AQAP vs. Everyone: Al-Qaeda continues to exploit the chaos. They are currently engaged in a shadow war with the STC in the mountains of Shabwah, while occasionally launching suicide attacks against Houthi checkpoints.
The Tihamah Resistance: Along the western coast, local militias refuse to take orders from either the Houthis or the PLC, fighting a localized war of attrition against Houthi incursions into the Red Sea ports.
One of the most dramatic shifts in 2024 and 2025 has been the direct entry of Israel into the Yemeni theater. Following Houthi drone and missile attacks on Tel Aviv and Eilat, Israel shifted from passive defense to aggressive offense.
The Israeli role is two-fold. Militarily, the IAF has conducted devastating strikes on Houthi political leadership, including the assassination of the Houthi Prime Minister in Sana’a in August 2025. Logistically, Israel had found common ground with the UAE.
Furthermore, the STC has subtly signaled its openness to the Abraham Accords. Aidarus al-Zoubaidi has hinted that an independent South Yemen would be a reliable partner in securing the Red Sea.
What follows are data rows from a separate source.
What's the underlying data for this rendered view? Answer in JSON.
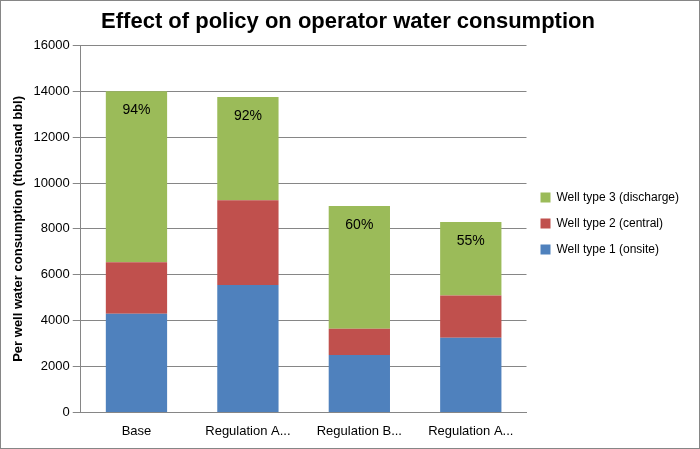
{
  "chart_data": {
    "type": "bar",
    "stacked": true,
    "title": "Effect of policy on operator water consumption",
    "y_label": "Per well water consumption (thousand bbl)",
    "categories": [
      "Base",
      "Regulation A...",
      "Regulation B...",
      "Regulation A..."
    ],
    "series": [
      {
        "name": "Well type 1 (onsite)",
        "color": "#4f81bd",
        "values": [
          4300,
          5550,
          2500,
          3250
        ]
      },
      {
        "name": "Well type 2 (central)",
        "color": "#c0504d",
        "values": [
          2250,
          3700,
          1150,
          1850
        ]
      },
      {
        "name": "Well type 3 (discharge)",
        "color": "#9bbb59",
        "values": [
          7450,
          4500,
          5350,
          3200
        ],
        "annotations": [
          "94%",
          "92%",
          "60%",
          "55%"
        ]
      }
    ],
    "ylim": [
      0,
      16000
    ],
    "yticks": [
      0,
      2000,
      4000,
      6000,
      8000,
      10000,
      12000,
      14000,
      16000
    ],
    "grid": true,
    "legend": "right"
  }
}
Yemen is no longer a country; it is a series of fiefdoms. The 1990 unification is, for all practical purposes, a dead letter. The Houthis have built a proto-state in the North modeled on Hezbollah, while the STC has carved out a maritime republic in the South.
The December 2025 rupture, followed by the UAE’s withdrawal under joint pressure from Riyadh and the PLC, removes the last shred of a unified opposition to the Houthis. As the UAE exits, the humanitarian ledger continues to bleed. According to the World Food Programme, 17 million people are facing severe hunger, and the currency divide has made basic survival a luxury.
The path forward requires a brutal honesty that international diplomacy has lacked. Peace in Yemen cannot be found in a return to the status quo, it requires a multi-party settlement. Until the localized factions stop treating Yemeni soil as a chessboard for their own ambitions, the Gate of Tears will continue to earn its name.